The IoT-enabled rooms for temperature and humidity monitoring, and other areas such as OT, ICU, Diagnostic Areas, etc were also created. This is so that the other departments in the hospital that did not implement any IoT device yet, can still be monitored, whereby the hospital staff can either manually enter the recorded data or directly call the data from the IoT platform, depending on the circumstances. Thus, the term 'Hybrid IoT suite'.

2.7. Creating Alert Workflows

The final step to creating a complete real-time tracking application is to also create an alert system. This is required so that when the data being updated is either below or above the specified range of temperature/humidity, then an alert message will be sent to the different levels of management. We have created an alert workflow to send an email as well as a telegram message to the respective management.

2.7.1. Email Alert Workflow

The steps to creating an alert workflow via email are as follows:

• First, we open the Deluge Script in the Workflow tab and create an action upon submission of the form.
• Now we create the code for the email alert. We specify the temperature or humidity range so that if the data recorded varies with that of the specified range, then an email will be sent to the required email.

2.7.2. Telegram Alert Workflow

For this type of alert, we need to first create a Telegram bot separately for temperature and humidity alert using the ‘BotFather’. Next, we get the required management's telegram ID using IDBot in Telegram and finally code it into the Deluge Script editor. The successful alert systems sent in a telegram are shown in Fig. (8).

Fig. (8). Amber & Red alerts sent in Telegram.

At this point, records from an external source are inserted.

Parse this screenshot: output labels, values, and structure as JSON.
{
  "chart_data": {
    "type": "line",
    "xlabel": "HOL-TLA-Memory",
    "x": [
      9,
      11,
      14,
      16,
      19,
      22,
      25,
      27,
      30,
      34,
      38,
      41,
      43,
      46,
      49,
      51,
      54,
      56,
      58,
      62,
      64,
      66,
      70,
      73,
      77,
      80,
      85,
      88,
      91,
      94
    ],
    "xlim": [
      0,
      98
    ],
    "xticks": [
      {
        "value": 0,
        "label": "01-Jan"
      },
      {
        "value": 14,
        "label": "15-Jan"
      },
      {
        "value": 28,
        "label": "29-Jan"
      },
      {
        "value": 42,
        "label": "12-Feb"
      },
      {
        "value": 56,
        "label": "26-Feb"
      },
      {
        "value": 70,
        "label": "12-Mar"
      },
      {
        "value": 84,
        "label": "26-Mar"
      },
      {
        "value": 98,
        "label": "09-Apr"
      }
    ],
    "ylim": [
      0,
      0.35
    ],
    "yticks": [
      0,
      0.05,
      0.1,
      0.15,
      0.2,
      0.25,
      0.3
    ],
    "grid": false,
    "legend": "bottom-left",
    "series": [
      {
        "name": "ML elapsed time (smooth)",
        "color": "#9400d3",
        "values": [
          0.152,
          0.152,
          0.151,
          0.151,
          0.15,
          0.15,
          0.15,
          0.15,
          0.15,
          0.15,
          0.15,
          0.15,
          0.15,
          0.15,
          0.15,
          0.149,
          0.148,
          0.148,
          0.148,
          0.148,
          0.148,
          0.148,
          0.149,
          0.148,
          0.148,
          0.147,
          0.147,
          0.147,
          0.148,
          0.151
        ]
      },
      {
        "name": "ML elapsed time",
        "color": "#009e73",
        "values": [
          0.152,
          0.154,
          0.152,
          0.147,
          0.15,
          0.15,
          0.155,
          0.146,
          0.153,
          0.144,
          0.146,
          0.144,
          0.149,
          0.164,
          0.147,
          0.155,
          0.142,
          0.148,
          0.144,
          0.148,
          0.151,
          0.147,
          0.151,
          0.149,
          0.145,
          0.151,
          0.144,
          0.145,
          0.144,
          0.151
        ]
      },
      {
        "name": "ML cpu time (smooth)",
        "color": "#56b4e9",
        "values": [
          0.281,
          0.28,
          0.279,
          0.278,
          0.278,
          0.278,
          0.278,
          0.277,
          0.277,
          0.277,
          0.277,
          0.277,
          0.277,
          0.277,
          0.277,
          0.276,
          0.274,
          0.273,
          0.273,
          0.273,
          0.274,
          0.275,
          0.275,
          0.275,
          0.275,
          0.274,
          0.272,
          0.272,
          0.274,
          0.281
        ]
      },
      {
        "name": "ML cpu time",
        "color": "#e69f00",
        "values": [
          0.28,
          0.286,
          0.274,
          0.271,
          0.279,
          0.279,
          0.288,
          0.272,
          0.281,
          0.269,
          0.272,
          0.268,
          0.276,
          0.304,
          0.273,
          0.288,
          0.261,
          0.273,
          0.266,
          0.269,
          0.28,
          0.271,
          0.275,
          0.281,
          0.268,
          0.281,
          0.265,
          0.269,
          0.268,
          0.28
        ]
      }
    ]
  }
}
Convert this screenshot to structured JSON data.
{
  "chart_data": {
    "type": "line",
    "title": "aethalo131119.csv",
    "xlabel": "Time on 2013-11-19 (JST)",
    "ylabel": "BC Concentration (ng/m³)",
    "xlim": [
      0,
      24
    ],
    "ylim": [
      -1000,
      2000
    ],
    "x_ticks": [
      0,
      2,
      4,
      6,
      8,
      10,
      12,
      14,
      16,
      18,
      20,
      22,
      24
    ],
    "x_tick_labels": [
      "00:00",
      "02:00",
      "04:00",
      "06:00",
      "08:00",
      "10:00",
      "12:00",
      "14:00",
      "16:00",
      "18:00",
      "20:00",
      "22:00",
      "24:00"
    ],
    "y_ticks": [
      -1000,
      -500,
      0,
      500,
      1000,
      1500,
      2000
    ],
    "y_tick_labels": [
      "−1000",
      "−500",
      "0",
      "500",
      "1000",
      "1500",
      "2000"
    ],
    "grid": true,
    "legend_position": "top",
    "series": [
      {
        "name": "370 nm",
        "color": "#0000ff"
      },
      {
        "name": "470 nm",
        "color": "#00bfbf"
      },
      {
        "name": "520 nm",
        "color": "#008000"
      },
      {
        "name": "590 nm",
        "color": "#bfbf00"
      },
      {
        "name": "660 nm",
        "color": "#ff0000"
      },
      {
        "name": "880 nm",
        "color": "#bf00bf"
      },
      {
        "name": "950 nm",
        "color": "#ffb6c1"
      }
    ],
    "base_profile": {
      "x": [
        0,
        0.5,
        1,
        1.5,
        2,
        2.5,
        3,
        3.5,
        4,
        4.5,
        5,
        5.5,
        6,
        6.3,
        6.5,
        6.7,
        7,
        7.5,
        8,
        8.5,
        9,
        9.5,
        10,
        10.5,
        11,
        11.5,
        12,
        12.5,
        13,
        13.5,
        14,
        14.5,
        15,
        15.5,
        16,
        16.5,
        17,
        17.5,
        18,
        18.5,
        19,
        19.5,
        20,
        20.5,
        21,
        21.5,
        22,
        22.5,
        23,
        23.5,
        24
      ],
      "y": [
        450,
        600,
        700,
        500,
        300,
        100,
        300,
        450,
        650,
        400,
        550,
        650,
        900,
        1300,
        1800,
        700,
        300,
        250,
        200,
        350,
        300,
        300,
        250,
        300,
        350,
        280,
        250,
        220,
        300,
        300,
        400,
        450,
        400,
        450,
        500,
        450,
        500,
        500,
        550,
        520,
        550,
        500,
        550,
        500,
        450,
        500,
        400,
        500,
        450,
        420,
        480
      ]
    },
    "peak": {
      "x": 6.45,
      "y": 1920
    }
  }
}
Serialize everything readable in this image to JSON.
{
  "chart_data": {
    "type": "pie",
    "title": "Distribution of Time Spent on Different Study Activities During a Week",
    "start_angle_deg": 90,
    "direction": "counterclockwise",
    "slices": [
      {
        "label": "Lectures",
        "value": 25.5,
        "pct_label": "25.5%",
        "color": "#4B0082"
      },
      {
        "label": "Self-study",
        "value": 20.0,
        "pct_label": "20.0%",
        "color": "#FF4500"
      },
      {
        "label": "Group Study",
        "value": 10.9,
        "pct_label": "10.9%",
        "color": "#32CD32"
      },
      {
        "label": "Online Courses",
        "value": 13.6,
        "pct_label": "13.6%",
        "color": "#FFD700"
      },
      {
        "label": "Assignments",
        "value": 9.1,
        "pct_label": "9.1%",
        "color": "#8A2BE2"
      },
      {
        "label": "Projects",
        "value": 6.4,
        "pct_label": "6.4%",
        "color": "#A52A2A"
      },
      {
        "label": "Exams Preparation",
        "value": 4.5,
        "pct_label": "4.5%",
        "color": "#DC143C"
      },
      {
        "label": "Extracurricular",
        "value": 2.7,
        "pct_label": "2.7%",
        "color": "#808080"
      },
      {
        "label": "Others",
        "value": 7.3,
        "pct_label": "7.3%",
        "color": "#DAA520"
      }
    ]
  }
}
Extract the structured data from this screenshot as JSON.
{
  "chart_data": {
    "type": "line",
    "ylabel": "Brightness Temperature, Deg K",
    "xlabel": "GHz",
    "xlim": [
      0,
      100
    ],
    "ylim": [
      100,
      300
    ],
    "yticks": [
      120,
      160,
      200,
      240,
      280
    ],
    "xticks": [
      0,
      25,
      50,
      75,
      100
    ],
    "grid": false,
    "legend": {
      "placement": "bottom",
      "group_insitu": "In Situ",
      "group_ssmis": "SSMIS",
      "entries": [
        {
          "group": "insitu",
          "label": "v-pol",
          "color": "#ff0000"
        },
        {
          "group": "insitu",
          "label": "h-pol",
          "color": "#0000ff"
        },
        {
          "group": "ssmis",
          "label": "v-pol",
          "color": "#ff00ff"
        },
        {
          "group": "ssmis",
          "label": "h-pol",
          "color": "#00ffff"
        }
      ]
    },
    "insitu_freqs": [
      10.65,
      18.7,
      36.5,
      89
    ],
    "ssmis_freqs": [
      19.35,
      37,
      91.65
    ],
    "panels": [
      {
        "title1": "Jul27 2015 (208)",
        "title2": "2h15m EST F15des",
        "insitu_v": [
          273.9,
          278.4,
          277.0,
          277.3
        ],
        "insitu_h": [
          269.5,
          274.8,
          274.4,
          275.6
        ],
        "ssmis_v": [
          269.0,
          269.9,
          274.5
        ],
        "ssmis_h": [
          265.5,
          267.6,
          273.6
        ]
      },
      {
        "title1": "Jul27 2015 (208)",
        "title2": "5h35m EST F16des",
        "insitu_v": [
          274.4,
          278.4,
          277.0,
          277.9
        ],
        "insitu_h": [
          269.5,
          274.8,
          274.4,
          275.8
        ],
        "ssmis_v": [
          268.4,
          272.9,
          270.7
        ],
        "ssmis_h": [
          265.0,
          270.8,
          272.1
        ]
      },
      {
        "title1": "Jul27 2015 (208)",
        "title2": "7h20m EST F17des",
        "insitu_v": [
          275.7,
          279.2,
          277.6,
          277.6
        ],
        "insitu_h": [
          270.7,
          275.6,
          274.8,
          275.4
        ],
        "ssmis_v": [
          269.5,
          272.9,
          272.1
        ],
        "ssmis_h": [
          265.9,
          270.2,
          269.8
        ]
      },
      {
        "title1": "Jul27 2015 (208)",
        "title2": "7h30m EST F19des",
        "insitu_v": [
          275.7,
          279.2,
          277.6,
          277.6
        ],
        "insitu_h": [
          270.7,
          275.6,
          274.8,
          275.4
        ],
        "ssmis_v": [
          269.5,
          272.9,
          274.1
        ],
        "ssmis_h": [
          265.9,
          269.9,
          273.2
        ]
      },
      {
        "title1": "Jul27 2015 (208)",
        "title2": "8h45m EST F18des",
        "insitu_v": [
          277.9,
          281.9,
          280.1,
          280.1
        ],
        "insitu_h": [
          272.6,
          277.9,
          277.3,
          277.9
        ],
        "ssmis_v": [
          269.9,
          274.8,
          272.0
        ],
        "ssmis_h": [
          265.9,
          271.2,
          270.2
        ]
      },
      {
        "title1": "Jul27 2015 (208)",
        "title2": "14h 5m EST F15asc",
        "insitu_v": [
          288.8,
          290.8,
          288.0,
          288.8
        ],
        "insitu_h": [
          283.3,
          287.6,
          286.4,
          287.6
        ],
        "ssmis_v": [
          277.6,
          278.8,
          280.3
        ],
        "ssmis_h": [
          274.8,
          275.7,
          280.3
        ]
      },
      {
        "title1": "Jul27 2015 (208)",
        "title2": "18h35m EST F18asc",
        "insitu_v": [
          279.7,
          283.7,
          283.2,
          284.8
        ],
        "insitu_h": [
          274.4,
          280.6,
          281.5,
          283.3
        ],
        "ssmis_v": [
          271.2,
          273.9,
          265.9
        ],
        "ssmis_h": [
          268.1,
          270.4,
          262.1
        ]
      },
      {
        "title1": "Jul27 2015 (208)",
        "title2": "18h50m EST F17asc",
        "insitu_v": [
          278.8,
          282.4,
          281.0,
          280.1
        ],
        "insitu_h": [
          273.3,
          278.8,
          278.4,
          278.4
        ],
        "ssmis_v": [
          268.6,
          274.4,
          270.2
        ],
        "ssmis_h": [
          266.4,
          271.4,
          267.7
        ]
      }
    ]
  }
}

From the results of this experiment, we have observed the various data obtained for both temperature and humidity values. Upon observing the results, it can be understood that although temperature and humidity go hand in hand, however, there is a difference in the variability between them. Temperatures within a room can remain stable, however, it can be noted that the same does not apply to humidity. Certain changes in humidity in, for example a blood bank, could be due to the continuous opening of the door. If using equipment, however, like a refrigerator or freezer, temperature variance can be observed if the door to the refrigerator or freezer is kept open. As the temperature exceeds the specified range of maintenance, alarms have been set and a Bot has been configured to send a message via Telegram to the admin in charge of maintaining the environment as well as cold storage equipment temperatures to look into the matter as soon as possible. This information is vital, especially in a facility, as these subtle changes could mean the difference in the effectiveness of vaccines or medicines. Abdulrazzak et al. also asserted that monitoring is necessary for tracking any environmental changes. Although they used the DH22 Sensor unit and relayed the information captured to the Arduino IDE, however, their experimental analysis did not include IoT. Sujeeta et al. involved a similar approach in capturing the temperature and humidity data using the DH22 sensor unit and a NodeMCU for transmitting the data captured to an online platform called Fire Base Control. They were able to view the data and set the threshold value in case either temperature or humidity breached the set threshold value. Both these experiments were able to provide the base concept for this experiment, i.e. , the real-time monitoring of environmental changes using IoT. In this manner, we have deployed the ZING device (which consists of the temperature and humidity sensor as well as an inbuilt ESP8266 module for transmitting data to any online platform, which in our case was UBIDOTS) in various departments in the healthcare facility. The data taken from UBIDOTS was displayed on Zoho Creator and Zoho Analytics via API keys. KPIs were created for clarity in analysing the data. Therefore, as explained by Kelly et al., we can demonstrate the opportunities for building up healthcare systems with the help of IoT technologies.